Faire le mur, c’est déjà commencer à le défaire.
         
En prison, il n’y a pas de danger : regardez comme les murs sont épais, rien ne peut passer...
  « Moi, je suis célibataire, je n’ai pas de relations, je ne sors jamais de la prison. En prison, il n’y a pas de danger. Regardez comme les murs sont épais. Rien ne peut passer. Pas même les microbes. Ici, vous êtes en prison, bien entendu, mais il n’y a pas de danger. Vous pouvez vous considérer sain et sauf. La vraie prison est à l’extérieur. Choisissez : la prison ou la mort ? »  
 
 
     
Étant donné un mur...
  « Étant donné un mur, que se passe-t-il derrière ? »  
 
 
     
Admettre ce qui se passe outre les quatre murs (qui sont trois) contre lesquels l’homme, ce prisonnier de naissance, s’exténue
  « Il existe un monde invisible, inconnu, le vrai monde sans doute, dont le nôtre n’est qu’une frange, et que les nombres semblent traduire un peu dans le verbe des signes humains.
Nos limites sont extrêmes. L’honneur de l’homme sera d’avoir accepté cette prison et d’être un prisonnier de naissance, capable d’admettre ce qui se passe outre les quatre murs (qui sont trois) contre lesquels il s’exténue. »
 
         
On pourrait décrire aussi les habitants du cachot allégorique de Pascal, l’oreille collée au mur, devinant de l’autre côté de la muraille, des présences et des voix qu’ils ne parviennent pas à comprendre ni à déchiffrer. La littérature est ce passe-muraille qui tente de « faire passer » ce que disent les inconnus au-delà des murs
  « La communication coupée. – Dans le théâtre social des apparences, où personne ne parle vraiment à personne, où personne n’écoute personne et où personne ne répond, on fait grand tapage autour de ce qui manque le plus : les relations « humaines ». Les bateleurs sur | l’estrade n’ont que le mot communication à la bouche.

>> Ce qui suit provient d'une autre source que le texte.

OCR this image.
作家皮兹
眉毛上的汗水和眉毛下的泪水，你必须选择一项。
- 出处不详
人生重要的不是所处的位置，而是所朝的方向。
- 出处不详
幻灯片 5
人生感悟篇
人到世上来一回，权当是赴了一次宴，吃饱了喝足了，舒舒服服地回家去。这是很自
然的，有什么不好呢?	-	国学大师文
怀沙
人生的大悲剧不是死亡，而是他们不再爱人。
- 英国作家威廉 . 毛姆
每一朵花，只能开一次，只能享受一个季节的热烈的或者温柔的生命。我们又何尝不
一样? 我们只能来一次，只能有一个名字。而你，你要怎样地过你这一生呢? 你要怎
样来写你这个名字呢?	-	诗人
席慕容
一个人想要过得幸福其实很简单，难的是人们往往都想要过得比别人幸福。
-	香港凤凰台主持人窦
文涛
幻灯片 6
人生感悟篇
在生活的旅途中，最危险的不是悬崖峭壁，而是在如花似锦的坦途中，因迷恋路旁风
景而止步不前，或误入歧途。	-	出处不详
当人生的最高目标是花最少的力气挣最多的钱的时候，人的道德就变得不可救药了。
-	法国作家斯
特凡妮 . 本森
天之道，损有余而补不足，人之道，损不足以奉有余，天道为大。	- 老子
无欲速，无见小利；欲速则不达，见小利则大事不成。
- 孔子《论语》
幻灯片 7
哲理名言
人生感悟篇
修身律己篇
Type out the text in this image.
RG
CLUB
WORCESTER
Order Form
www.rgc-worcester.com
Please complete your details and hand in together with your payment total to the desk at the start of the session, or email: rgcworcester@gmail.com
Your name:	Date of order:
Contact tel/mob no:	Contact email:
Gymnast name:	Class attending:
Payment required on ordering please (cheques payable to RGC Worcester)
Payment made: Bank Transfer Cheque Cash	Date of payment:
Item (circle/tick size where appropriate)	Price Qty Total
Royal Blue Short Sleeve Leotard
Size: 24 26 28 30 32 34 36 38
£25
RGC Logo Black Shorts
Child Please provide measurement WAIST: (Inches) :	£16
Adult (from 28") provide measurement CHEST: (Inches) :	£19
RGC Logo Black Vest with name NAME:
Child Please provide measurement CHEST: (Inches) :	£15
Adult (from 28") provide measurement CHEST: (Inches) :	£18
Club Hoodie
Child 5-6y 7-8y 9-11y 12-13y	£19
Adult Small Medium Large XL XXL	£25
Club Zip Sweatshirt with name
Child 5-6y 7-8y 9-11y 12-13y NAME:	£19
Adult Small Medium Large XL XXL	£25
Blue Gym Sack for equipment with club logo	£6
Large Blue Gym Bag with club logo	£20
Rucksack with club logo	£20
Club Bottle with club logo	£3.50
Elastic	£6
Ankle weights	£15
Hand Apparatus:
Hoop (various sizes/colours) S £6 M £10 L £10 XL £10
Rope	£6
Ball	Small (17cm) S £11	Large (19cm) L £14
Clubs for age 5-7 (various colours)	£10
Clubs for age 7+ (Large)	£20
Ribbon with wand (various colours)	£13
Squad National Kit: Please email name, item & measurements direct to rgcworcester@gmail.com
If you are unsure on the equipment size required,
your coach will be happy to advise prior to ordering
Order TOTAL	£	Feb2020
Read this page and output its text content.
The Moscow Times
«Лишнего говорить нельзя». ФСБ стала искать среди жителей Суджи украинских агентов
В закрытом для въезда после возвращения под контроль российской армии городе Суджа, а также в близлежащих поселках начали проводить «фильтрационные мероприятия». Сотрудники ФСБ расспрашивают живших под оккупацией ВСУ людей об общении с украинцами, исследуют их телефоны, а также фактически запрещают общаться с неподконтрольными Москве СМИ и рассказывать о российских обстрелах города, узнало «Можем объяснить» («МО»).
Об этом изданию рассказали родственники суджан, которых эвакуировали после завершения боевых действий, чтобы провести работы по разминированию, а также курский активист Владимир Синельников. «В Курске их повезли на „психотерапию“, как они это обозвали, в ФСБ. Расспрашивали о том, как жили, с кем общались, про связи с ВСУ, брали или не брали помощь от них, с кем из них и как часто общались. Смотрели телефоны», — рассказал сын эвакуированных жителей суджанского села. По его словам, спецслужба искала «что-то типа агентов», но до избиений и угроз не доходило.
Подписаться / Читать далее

On déplore gravement qu’un homme d’État en mauvais état ait des « problèmes de communication ». On se tourmente parce qu’un « message ne passe plus ». Et on annonce avec fierté qu’un personnage de la pièce vient d’engager à son service un « conseiller en communication ». Quant au contenu de la « communication », quant au sens du « message », il n’en est bien entendu jamais question.
Les vrais problèmes de « communication » entre les hommes n’ont aucun rapport avec les pitreries des experts en communication, des publicitaires et des manipulateurs de médias. Pascal inventa, deux siècles avant Kafka, le conte à la Kafka. Il décrivit notre vie comme une cellule où les captifs attendent qu’on vienne les chercher, à tour de rôle, pour l’exécution. On pourrait décrire aussi les habitants du cachot allégorique de Pascal, l’oreille collée au mur, devinant de l’autre côté de la muraille, des présences et des voix qu’ils ne parviennent pas à comprendre ni à déchiffrer. La littérature est ce passe-muraille qui tente de « faire passer » ce que disent les inconnus au-delà des murs. »
 
         
       
         
       
         
         
         
         
         
         
         
         
         

   
E. Ionesco (1909-1994), Jeux de massacre (1969), VI : « Scène de la prison » ; Gallimard, « Pléiade » : Théâtre complet, 1991, p. 989.
   
J. Tardieu (1903-1995), Un mot pour un autre (1951), « Petits problèmes et travaux pratiques », “L’espace”, i ; Gallimard, « Quarto » : Œuvres, 2003, p. 425.
   
J. Cocteau (1889-1963), « Préface » au livre de J.-R. Legrand, Méditations cabbalistiques sur des symboles traditionnels, 14 avril 1954 ; in Le passé défini : journal, « Annexes », xi, Gallimard, « NRF », t. iii, 1989, p. 341.
   
C. Roy (1915-1997), L’Étonnement du voyageur (1987-1989), « 1987 : Automne », “La communication coupée”, 9 octobre 1987 ; Gallimard, « NRF », 1990, p. 14-15.